MetaWards will look for a hostfile
via either the PBS environment
variable of PBS_NODEFILE
, or the slurm SLURM_HOSTFILE
, or
for a hostfile
passed directly via the --hostfile
command
line argument.
It will then use the information combined there, together with the number of
threads per model run requested by the user, and the number of
cores per compute node (set in the environment variable
METAWARDS_CORES_PER_NODE
, or passed as the command line option
--cores-per-node
) to work out how many parallel scoop or MPI
processes to start, and will start those in a round-robin fashion
across the cluster. Distribution of work to nodes is via the
scoop or mpi4py work pools.
What this means is that the job scripts you need to write are very simple.
Example PBS job script
Here is an example job script for a PBS cluster;
#!/bin/bash
#PBS -l walltime=01:00:00
#PBS -l select=4:ncpus=64:mem=64GB
# The above sets 4 nodes with 64 cores each
# source the version of metawards we want to use
# (assumes your python environments are in $HOME/envs)
source $HOME/envs/metawards-0.6.0/bin/activate
# change into the directory from which this job was submitted
cd $PBS_O_WORKDIR
# if you need to change the path to the MetaWardsData repository,
# then update the below line and uncomment
#export METAWARDSDATA="$HOME/GitHub/MetaWardsData"
metawards --additional ExtraSeedsBrighton.dat \
--input ncovparams.csv --repeats 8 --nthreads 16
The above job script will run 8 repeats of the adjustable parameter sets
in ncovparams.csv
. The jobs will be run using 16 cores per model run,
over 4 nodes with 64 cores per node (so 256 cores total, running
16 model runs in parallel).
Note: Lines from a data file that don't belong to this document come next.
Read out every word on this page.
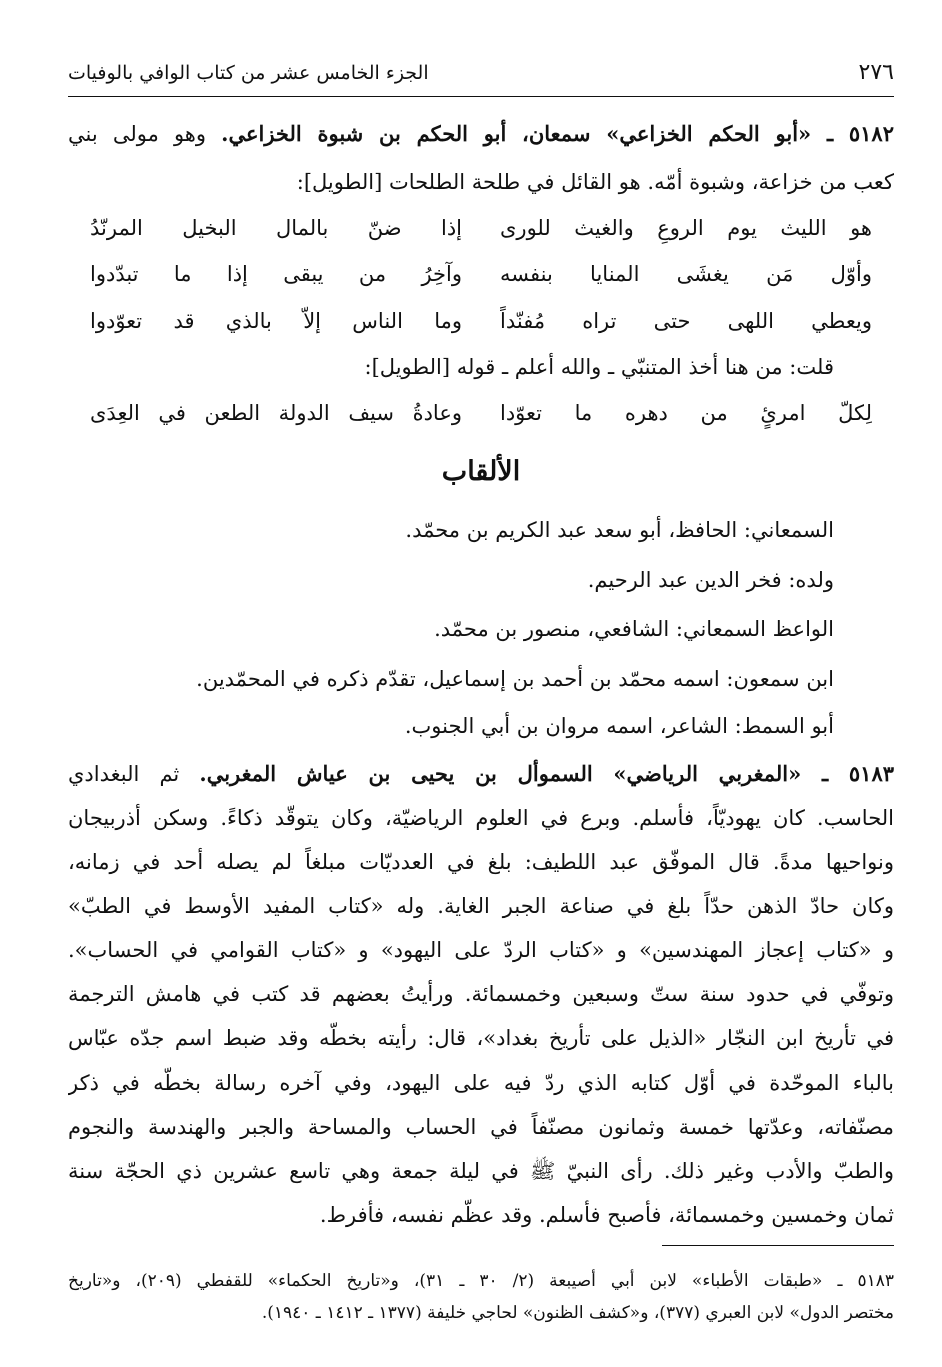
٢٧٦
الجزء الخامس عشر من كتاب الوافي بالوفيات
٥١٨٢ ـ «أبو الحكم الخزاعي» سمعان، أبو الحكم بن شبوة الخزاعي. وهو مولى بني
كعب من خزاعة، وشبوة أمّه. هو القائل في طلحة الطلحات [الطويل]:
هو الليث يوم الروعِ والغيث للورى
إذا ضنّ بالمال البخيل المرنّدُ
وأوّل مَن يغشَى المنايا بنفسه
وآخِرُ من يبقى إذا ما تبدّدوا
ويعطي اللهى حتى تراه مُفنّداً
وما الناس إلاّ بالذي قد تعوّدوا
قلت: من هنا أخذ المتنبّي ـ والله أعلم ـ قوله [الطويل]:
لِكلّ امرئٍ من دهره ما تعوّدا
وعادةُ سيف الدولة الطعن في العِدَى
الألقاب
السمعاني: الحافظ، أبو سعد عبد الكريم بن محمّد.
ولده: فخر الدين عبد الرحيم.
الواعظ السمعاني: الشافعي، منصور بن محمّد.
ابن سمعون: اسمه محمّد بن أحمد بن إسماعيل، تقدّم ذكره في المحمّدين.
أبو السمط: الشاعر، اسمه مروان بن أبي الجنوب.
٥١٨٣ ـ «المغربي الرياضي» السموأل بن يحيى بن عياش المغربي. ثم البغدادي
الحاسب. كان يهوديّاً، فأسلم. وبرع في العلوم الرياضيّة، وكان يتوقّد ذكاءً. وسكن أذربيجان
ونواحيها مدةً. قال الموفّق عبد اللطيف: بلغ في العدديّات مبلغاً لم يصله أحد في زمانه،
وكان حادّ الذهن حدّاً بلغ في صناعة الجبر الغاية. وله «كتاب المفيد الأوسط في الطبّ»
و «كتاب إعجاز المهندسين» و «كتاب الردّ على اليهود» و «كتاب القوامي في الحساب».
وتوفّي في حدود سنة ستّ وسبعين وخمسمائة. ورأيتُ بعضهم قد كتب في هامش الترجمة
في تأريخ ابن النجّار «الذيل على تأريخ بغداد»، قال: رأيته بخطّه وقد ضبط اسم جدّه عبّاس
بالباء الموحّدة في أوّل كتابه الذي ردّ فيه على اليهود، وفي آخره رسالة بخطّه في ذكر
مصنّفاته، وعدّتها خمسة وثمانون مصنّفاً في الحساب والمساحة والجبر والهندسة والنجوم
والطبّ والأدب وغير ذلك. رأى النبيّ ﷺ في ليلة جمعة وهي تاسع عشرين ذي الحجّة سنة
ثمان وخمسين وخمسمائة، فأصبح فأسلم. وقد عظّم نفسه، فأفرط.
٥١٨٣ ـ «طبقات الأطباء» لابن أبي أصيبعة (٢/ ٣٠ ـ ٣١)، و«تاريخ الحكماء» للقفطي (٢٠٩)، و«تاريخ
مختصر الدول» لابن العبري (٣٧٧)، و«كشف الظنون» لحاجي خليفة (١٣٧٧ ـ ١٤١٢ ـ ١٩٤٠).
The runs will take only a minute or two
to complete, hence why it is not worth requesting more than one hour
of walltime.
The above job script can be submitted to the cluster using the PBS
qsub
command, e.g. if the script was called submit.sh
, then you
could type;
qsub submit.sh
You can see the status of your job using
qstat -n
Example slurm job script
Here is an example job script for a slurm cluster;
#!/bin/bash
#SBATCH --time=01:00:00
#SBATCH --ntasks=4
#SBATCH --cpus-per-task=64
# The above sets 4 nodes with 64 cores each
# source the version of metawards we want to use
# (assumes your python environments are in $HOME/envs)
source $HOME/envs/metawards-0.6.0/bin/activate
# if you need to change the path to the MetaWardsData repository,
# then update the below line and uncomment
#export METAWARDSDATA="$HOME/GitHub/MetaWardsData"
metawards --additional ExtraSeedsBrighton.dat \
--input ncovparams.csv --repeats 8 --nthreads 16
This script does the same job as the PBS job script above. Assuming
you name this script submit.slm
you can submit this job using
sbatch submit.slm
You can check the status of your job using
squeue -u USER_NAME
where USER_NAME
is your cluster username.